Oleh karena adanya penyalahgunaan keadaan (misbruik van omstandigheden) tersebut penggugat hendaknya mendapatkan keadilan berupa ganti rugi ataupun hal lainnya yang menurut hakim adalah benar, namun terlebih dahulu tentunya harus ada pembuktian terhadap gugatan tersebut. Bahwa penulis dalam penulisan ini adalah meninjau dari berkas perkara yang ada, atas pertimbangan bahwa penulis saat ini lebih berorientasi pada aturan hukum dan pengetahuan yang dapat diserap dari perkara tersebut, daripada berorientasi pada pembuktian.
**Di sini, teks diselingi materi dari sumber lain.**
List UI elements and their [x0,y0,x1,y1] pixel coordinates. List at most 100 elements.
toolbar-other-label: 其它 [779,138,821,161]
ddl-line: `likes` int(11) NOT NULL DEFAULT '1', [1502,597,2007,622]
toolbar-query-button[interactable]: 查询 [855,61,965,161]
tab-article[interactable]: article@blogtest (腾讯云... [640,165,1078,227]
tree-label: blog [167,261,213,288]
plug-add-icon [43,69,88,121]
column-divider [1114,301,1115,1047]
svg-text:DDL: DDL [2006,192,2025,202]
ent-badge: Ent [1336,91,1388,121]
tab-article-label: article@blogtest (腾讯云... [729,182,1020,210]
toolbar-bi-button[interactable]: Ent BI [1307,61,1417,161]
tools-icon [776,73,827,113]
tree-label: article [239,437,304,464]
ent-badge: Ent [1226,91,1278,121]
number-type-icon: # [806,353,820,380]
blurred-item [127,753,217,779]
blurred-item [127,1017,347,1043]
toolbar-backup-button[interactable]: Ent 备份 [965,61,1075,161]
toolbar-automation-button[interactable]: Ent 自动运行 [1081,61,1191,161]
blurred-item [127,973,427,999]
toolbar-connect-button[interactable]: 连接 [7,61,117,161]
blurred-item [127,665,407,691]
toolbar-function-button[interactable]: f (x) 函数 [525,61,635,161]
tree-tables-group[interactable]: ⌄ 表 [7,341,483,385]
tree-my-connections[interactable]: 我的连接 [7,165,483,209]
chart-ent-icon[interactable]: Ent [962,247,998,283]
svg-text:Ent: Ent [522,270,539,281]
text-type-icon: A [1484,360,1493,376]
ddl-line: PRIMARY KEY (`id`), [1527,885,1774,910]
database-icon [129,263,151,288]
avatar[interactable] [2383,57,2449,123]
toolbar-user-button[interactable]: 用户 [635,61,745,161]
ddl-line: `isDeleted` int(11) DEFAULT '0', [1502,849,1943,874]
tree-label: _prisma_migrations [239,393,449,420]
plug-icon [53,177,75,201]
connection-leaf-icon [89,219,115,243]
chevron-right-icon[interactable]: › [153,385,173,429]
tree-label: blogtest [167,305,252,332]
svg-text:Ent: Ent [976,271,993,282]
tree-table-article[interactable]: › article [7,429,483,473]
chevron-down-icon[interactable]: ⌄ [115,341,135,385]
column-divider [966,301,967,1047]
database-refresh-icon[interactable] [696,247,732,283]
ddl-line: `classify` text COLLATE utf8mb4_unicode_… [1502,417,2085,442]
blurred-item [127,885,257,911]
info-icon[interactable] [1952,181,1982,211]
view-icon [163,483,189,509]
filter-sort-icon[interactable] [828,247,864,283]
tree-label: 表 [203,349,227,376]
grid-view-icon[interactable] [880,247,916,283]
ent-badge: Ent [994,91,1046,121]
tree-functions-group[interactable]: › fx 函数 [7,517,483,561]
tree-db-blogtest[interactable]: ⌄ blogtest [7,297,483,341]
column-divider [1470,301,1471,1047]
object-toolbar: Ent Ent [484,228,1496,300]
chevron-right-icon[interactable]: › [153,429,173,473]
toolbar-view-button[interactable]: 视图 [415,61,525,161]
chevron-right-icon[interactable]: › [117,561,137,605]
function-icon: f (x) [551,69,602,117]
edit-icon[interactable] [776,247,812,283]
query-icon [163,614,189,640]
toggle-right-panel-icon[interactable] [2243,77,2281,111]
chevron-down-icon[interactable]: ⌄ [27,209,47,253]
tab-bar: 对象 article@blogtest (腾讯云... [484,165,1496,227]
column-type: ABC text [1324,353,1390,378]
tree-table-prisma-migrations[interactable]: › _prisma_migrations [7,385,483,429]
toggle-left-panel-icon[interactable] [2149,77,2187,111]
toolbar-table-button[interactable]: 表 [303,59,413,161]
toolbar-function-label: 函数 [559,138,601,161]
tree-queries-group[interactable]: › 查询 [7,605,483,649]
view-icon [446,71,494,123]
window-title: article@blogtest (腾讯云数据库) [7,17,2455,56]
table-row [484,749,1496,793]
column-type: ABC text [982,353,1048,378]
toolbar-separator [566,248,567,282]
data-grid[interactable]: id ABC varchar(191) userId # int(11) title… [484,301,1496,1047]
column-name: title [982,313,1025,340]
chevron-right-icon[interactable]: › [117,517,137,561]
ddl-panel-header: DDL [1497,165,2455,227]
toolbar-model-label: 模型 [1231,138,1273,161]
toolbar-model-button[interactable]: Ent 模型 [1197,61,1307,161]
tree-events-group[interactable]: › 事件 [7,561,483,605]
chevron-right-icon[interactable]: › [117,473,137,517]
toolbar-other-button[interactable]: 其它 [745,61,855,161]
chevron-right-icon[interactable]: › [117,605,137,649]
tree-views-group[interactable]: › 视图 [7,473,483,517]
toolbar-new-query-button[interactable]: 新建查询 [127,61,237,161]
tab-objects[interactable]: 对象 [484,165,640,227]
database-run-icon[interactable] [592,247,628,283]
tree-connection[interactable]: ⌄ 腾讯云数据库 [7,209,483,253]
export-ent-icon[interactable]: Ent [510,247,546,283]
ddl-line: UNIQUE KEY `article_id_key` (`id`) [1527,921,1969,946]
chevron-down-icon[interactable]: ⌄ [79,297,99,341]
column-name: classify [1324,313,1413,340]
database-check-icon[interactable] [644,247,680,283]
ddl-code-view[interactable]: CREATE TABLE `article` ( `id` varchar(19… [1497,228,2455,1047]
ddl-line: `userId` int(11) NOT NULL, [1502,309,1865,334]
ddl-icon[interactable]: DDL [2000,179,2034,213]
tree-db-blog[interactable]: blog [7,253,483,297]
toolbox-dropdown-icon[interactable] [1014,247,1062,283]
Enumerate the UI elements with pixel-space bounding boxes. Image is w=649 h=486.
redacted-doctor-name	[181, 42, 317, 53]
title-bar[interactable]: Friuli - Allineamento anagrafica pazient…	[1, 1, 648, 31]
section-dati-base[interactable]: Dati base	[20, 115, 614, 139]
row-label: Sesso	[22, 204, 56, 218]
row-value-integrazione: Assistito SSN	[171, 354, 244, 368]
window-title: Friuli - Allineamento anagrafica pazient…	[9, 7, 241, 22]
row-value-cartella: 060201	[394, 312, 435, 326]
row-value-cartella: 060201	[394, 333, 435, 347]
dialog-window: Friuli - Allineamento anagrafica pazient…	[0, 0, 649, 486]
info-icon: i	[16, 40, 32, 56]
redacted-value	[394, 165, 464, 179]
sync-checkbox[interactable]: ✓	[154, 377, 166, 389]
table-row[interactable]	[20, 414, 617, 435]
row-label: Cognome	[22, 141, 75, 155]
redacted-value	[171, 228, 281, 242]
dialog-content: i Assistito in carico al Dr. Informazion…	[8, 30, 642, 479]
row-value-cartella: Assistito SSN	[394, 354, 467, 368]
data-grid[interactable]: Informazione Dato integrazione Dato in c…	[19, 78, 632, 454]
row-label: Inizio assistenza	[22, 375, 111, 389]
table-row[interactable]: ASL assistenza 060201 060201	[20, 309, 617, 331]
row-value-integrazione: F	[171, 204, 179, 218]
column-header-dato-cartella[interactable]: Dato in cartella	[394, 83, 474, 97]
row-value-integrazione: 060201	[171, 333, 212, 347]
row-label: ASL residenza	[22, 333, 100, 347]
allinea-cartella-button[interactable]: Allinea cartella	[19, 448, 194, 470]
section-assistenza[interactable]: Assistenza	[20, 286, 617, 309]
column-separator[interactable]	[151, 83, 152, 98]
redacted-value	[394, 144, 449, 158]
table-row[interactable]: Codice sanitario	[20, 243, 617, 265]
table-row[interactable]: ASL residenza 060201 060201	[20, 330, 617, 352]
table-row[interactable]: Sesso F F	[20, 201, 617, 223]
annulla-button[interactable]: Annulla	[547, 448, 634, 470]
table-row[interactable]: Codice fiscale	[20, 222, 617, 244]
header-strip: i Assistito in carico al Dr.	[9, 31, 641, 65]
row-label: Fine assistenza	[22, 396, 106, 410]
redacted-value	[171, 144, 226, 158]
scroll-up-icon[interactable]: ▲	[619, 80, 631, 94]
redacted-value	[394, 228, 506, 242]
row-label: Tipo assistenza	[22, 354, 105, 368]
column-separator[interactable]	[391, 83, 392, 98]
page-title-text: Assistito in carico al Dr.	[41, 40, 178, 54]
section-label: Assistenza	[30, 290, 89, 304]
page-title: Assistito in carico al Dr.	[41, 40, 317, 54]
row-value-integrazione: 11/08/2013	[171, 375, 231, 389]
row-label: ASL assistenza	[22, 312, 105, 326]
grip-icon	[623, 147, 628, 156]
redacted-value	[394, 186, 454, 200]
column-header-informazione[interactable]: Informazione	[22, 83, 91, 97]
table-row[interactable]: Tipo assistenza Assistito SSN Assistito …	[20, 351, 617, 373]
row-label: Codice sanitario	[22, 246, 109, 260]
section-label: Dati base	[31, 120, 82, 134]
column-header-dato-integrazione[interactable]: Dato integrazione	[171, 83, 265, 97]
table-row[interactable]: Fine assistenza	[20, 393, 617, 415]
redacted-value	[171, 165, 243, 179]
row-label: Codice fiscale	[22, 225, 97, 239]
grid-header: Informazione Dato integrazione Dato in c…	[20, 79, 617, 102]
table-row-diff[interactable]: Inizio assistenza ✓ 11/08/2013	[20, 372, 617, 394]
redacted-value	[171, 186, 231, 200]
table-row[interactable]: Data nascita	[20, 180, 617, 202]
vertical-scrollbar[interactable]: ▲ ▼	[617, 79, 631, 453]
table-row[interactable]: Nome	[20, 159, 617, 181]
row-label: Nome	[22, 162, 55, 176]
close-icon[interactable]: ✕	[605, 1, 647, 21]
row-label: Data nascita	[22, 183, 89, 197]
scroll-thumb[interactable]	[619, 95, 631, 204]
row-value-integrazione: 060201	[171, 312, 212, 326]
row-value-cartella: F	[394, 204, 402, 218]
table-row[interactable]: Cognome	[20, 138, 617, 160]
Berangkat dari kasus tersebut maka benarlah bahwa Kitab Undang-undang Hukum Perdata (BW) sebenarnya masih memerlukan adanya suatu perubahan dan pengembangan, karena memang dalam menghadapi perkara yang jenis perkaranya adalah sejenis atau perkara lain yang masih berkaitan dengan penyalahgunaan keadaan (misbruik van omstandigheden) akan menjadi suatu dilema bagi hakim-hakim di Indonesia, di satu sisi harus menghormati asas kebebasan berkontrak disisi lain harus memerhatikan kepatutan dan keadilan dalam perjanjian tersebut, karena memang belum ada aturan yang jelas mengenai hal tersebut.

DAFTAR PUSTAKA
Kansil, 1989, Pengantar Ilmu Hukum dan Tata Hukum Indonesia, Balai Pustaka, Jakarta.
Mertokusumo, S, 2003, Mengenal Hukum, Liberty, Yogyakarta.
Panggabean, H. P, 2001, Penyalahgunaan Keadaan (misbruik van omstandigheden) Sebagai Alasan (Baru) Untuk Pembatalan Perjanjian, Liberty, Yogyakarta.
Subekti, 1985, Pokok-Pokok Hukum Perdata, PT Intemasa, Jakarta.
________, 1995, Aneka Perjanjian, PT Citra Aditya Bakti, Bandung.
________, 2008, Kitab Undang-Undang Hukum Perdata, PT. Pradnya Paramita, Jakarta.
Suharnoko, 2004, Hukum Perjanjian:Teori dan Analisa Kasus, Prenada Media, Jakarta.